‘Problems in Governance and Administration of Zakat in Pakistan’
The establishment of an efficient zakat system, which is fundamental to providing social protection, must be made a priority by the Government of Pakistan. In this regard, for a result-oriented system, the government should consider, as an example, the Akhuwat model and the Government of Malaysia, which took unique measures to alleviate poverty through a transparent and efficient utilization of Islamic finance, zakat, and charity funds.
This was advocated by speakers during a roundtable session ‘Problems in Governance and Administration of Zakat in Pakistan’ organized by the IPS on September 2, 2022, as part of its ongoing policy research project, titled ‘Islamic Social Finance for Social Protection’, to help develop an effective Islamic social finance model for sustainable social protection that can realize the dream of an Islamic welfare state in Pakistan.
The session, moderated by Dr Anwar Shah, associate professor Quaid-i-Azam University (QAU) and co-principal investigator, was addressed by Dr Salman Ahmed Shaikh, assistant professor SZABIST and principal investigator of the project.

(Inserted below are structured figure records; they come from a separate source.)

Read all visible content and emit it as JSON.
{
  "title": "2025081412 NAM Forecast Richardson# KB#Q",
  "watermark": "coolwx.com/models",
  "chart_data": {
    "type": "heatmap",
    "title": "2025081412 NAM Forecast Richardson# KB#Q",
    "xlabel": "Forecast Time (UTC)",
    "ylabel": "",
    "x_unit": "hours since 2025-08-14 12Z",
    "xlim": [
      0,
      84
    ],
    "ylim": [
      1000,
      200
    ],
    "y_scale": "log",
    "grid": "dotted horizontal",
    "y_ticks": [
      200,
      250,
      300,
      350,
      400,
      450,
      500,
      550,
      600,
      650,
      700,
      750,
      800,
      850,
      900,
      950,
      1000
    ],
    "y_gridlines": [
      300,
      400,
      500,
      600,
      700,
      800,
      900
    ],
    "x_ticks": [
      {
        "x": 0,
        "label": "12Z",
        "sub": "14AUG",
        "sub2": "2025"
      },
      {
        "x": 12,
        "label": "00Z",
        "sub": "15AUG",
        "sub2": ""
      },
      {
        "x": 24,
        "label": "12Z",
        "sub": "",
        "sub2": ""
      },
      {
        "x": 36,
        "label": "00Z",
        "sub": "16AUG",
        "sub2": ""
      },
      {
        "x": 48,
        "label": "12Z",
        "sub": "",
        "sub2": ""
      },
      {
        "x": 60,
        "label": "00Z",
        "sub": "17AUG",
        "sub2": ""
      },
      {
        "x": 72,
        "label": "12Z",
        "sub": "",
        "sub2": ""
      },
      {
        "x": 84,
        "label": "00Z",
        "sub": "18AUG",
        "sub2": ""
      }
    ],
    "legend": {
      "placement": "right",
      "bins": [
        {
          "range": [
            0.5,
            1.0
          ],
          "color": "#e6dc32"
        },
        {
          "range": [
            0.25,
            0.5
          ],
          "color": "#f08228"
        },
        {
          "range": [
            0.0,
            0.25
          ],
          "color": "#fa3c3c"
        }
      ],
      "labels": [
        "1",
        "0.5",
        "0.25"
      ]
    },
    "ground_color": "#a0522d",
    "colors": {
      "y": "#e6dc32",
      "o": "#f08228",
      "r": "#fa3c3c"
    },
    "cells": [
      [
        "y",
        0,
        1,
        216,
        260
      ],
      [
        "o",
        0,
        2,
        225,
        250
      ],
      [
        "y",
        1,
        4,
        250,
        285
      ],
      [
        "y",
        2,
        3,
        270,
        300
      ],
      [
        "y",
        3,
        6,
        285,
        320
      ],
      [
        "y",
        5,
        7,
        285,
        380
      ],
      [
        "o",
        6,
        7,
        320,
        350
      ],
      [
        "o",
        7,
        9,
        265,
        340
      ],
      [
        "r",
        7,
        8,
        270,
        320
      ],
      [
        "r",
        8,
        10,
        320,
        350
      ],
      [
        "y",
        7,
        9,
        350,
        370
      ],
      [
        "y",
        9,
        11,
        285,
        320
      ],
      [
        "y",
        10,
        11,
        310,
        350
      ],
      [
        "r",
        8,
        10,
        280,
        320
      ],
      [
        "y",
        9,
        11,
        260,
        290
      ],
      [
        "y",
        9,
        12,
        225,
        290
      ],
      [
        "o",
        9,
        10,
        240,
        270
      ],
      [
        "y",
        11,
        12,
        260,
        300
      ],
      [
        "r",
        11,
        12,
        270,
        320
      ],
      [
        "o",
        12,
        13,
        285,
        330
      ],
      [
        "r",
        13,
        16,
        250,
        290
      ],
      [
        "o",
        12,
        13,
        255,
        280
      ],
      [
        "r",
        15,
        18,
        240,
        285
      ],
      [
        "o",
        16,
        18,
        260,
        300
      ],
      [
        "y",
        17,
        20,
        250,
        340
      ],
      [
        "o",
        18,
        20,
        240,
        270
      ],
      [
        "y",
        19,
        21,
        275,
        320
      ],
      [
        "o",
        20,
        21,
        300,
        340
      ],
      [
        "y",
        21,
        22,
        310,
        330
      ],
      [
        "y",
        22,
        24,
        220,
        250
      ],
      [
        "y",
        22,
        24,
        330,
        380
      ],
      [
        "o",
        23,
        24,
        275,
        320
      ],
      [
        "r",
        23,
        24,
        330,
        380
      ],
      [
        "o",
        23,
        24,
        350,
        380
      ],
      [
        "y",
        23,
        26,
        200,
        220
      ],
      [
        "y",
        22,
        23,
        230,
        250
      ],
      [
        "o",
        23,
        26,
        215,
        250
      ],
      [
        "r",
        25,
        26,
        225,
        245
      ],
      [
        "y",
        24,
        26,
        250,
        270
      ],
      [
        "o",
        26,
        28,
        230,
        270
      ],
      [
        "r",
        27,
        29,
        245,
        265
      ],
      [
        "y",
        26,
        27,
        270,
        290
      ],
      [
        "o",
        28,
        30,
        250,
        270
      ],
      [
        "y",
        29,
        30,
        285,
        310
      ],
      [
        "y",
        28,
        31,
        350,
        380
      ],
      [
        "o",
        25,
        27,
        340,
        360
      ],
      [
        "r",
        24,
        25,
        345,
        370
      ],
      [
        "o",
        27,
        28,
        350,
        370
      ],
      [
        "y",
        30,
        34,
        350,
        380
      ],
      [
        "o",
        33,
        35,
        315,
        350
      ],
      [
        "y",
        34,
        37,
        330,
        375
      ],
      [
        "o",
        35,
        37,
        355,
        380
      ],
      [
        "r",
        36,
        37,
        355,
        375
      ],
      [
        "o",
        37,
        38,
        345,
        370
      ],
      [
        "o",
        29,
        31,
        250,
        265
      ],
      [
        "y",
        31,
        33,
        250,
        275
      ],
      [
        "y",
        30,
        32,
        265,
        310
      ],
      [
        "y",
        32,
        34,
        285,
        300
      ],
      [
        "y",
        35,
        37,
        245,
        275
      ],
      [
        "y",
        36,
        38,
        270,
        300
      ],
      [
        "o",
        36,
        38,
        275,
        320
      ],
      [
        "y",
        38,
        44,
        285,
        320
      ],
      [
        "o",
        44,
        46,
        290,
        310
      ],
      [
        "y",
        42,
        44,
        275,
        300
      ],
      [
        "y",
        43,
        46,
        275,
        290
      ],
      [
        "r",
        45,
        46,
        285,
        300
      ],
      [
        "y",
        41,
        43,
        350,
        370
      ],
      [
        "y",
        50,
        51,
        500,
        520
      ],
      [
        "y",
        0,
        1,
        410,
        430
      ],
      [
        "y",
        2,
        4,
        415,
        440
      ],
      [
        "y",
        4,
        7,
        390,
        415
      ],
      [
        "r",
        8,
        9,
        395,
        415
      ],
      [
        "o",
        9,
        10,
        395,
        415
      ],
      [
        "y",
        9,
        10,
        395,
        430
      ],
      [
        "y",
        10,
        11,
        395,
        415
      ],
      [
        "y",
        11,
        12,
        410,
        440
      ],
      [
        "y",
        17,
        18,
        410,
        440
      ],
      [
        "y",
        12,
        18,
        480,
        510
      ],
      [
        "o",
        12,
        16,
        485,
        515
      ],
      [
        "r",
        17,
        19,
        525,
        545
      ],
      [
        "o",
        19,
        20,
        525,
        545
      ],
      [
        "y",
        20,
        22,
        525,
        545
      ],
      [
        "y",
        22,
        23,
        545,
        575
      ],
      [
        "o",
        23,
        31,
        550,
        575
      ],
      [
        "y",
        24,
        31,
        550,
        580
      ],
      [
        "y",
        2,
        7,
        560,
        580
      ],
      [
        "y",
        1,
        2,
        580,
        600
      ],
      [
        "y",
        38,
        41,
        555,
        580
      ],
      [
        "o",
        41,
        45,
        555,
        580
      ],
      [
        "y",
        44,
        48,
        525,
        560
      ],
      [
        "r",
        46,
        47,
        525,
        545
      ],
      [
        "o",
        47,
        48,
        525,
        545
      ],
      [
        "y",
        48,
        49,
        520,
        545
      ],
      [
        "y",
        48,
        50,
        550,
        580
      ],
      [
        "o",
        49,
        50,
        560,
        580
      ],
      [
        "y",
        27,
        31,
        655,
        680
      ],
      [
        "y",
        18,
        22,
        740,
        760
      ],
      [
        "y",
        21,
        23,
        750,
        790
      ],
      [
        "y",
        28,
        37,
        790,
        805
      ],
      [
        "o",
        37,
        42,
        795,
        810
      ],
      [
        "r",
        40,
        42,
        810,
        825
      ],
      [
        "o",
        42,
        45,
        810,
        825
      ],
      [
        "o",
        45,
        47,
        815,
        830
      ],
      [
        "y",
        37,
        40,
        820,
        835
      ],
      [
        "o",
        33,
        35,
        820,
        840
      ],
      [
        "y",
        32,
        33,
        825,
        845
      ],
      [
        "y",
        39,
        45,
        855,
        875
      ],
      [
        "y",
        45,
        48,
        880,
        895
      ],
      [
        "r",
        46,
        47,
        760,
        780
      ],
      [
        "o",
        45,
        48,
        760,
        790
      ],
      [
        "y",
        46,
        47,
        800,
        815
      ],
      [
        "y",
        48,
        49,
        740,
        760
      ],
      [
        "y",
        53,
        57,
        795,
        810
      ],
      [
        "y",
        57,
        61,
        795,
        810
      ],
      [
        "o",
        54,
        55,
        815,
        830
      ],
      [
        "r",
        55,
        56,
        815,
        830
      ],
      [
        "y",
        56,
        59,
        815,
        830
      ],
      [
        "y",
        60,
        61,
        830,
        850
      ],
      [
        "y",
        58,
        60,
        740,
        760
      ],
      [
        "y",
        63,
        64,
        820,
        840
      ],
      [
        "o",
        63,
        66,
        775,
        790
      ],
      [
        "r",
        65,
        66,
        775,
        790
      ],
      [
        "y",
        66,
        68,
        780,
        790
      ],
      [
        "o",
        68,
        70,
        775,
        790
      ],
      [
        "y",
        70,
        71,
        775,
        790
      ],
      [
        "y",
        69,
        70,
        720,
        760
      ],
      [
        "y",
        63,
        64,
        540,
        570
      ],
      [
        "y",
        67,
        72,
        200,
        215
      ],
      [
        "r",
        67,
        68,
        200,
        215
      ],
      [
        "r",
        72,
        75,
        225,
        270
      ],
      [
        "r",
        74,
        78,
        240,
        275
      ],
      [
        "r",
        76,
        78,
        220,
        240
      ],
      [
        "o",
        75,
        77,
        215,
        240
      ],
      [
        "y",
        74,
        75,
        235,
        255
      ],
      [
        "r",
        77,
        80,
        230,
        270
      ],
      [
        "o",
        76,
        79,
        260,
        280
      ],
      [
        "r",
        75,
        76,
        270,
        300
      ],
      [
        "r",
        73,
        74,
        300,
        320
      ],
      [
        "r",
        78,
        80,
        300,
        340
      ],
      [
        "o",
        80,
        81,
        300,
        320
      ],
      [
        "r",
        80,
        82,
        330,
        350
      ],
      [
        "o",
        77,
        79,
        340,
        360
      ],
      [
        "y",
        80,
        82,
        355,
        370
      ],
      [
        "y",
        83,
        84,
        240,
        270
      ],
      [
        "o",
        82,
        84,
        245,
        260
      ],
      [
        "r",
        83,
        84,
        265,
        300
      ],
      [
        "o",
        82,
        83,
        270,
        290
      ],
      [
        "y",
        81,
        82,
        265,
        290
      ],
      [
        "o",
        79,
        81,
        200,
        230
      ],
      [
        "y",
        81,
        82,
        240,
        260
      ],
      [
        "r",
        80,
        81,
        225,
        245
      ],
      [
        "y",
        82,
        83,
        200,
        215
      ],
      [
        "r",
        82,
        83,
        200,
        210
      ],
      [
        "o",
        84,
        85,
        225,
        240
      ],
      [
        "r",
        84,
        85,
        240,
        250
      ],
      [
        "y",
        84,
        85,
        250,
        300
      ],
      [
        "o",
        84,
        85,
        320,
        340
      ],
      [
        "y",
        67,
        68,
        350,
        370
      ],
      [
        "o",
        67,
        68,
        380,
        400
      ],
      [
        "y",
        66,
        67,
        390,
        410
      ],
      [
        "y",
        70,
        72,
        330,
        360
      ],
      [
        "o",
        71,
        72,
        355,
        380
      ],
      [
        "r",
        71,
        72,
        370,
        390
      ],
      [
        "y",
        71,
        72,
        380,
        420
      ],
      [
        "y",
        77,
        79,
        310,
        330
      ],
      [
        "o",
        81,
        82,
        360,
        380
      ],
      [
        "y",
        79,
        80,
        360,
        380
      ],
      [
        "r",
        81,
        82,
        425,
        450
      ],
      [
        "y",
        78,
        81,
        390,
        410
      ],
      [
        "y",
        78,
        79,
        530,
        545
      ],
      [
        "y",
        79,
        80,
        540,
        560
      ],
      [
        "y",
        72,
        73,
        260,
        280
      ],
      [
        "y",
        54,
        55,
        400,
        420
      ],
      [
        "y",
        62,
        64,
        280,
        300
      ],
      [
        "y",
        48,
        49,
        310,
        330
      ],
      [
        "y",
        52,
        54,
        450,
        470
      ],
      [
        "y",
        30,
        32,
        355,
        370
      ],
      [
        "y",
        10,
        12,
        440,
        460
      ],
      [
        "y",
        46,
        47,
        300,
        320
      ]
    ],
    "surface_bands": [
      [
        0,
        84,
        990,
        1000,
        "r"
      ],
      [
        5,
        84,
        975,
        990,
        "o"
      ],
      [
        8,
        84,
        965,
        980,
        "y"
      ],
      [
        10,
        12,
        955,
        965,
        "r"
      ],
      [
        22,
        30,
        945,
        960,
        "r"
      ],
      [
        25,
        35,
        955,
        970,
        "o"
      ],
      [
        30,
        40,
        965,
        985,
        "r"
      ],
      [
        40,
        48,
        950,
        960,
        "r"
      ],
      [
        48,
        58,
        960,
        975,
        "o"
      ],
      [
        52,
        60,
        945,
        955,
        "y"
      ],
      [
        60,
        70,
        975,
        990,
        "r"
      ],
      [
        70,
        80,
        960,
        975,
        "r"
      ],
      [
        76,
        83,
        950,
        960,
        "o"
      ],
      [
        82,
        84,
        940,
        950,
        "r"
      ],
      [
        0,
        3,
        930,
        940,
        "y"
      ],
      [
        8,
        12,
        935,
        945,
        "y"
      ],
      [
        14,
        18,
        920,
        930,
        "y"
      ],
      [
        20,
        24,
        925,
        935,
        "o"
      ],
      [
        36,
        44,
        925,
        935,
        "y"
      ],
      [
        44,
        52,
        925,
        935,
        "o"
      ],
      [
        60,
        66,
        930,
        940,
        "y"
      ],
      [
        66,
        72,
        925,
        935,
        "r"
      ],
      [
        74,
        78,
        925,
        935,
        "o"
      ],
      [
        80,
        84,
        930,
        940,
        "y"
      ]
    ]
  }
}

Syed Abu Ahmad Akif, senior research fellow IPS and former cabinet secretary, Muhammad Mustafa Khan, technical advisor, GIZ, Naufil Shahrukh, GM Operations IPS, Jamil Afridi, assistant director IT, Zakat and Ushr Department, Khyber Pakhtunkhwa, Dr Muhammad Ayub, director Riphah International University, Ghazala Ghalib, lecturer IIUI, Dr Ikram ul Haq, secretary Council of Islamic Ideology (CII), Zubair Ahmad, a PhD scholar at Malaysia National University, Mufti Fawad Ali, resident member Sharia Board, ZTBL, Abdul Quddus Suhaib, chairman Department of Islamic Studies, Bahauddin Zakariya University, Multan, Jamila Achakzai, journalist at The News, Mufti Abu Bakar, member Sharia Board, Silk Bank, and Khalid Rahman, chairman IPS, also voiced their remarks in the session.
Dr Salman Shaikh presented his findings about the structure, mandate, and working of the district and local zakat offices, the allocation of funds in various programs, and the prevalent issues in the identification and selection of beneficiaries as well as the disbursement and auditing process of zakat funds. The findings were gathered through different field visits in the Punjab and KP provinces and interactions with stakeholders, including zakat administrators and zakat beneficiaries.
The speaker highlighted the gaps and issues in different dimensions of the zakat system in Pakistan. Of these shortcomings, as presented by Dr Salman, the absence of active participation of people, the public trust deficit towards the government on matters relating to the handling and disbursement of zakat, the high cost of zakat administration, increased exemptions, political interference, population increase, and obstacles to data sharing are prominent in zakat administration.
Moreover, the lack of adequate funds, the non-utilization of funds, and the lack of transparency are also some hindrances that make deserving beneficiaries more vulnerable to the volatile socio-economic situations of the country. These issues not only decelerate wealth circulation but also hinder socio-economic mobility, as indicated by the distribution of a meagre amount of Rs1,000 per month under Guzara Allowance in KP.
As discussed by the participants, awareness and understanding of different theoretical perspectives, development of efficient mechanisms, introduction of technology-based facilitation, and collective working and sharing of data with relevant institutions are critical to financial inclusivity, economic mobility, and social protection through Islamic social finance.
While concluding the session, Khalid Rahman pointed out that Pakistan is afflicted with several crises including bad governance, moral crisis, and administrative plight. These crises at the top level are eventually manifested through different sectors to the low level or vice versa. The present zakat system is also a reflection of such crises as the outcome of zakat collection at the government level is merely around Rs7 billion on the wealth of Rs280 billion.
These issues demand an innovative approach towards recommendations, which, in turn, need a keen assessment of the fundamental problems. Lastly, he emphasized that the larger economic picture of the world, where the dominant paradigm is capitalism and pursuance of national interests, can’t be ignored while developing concrete policy recommendations for the government to effectively implement them for social protection.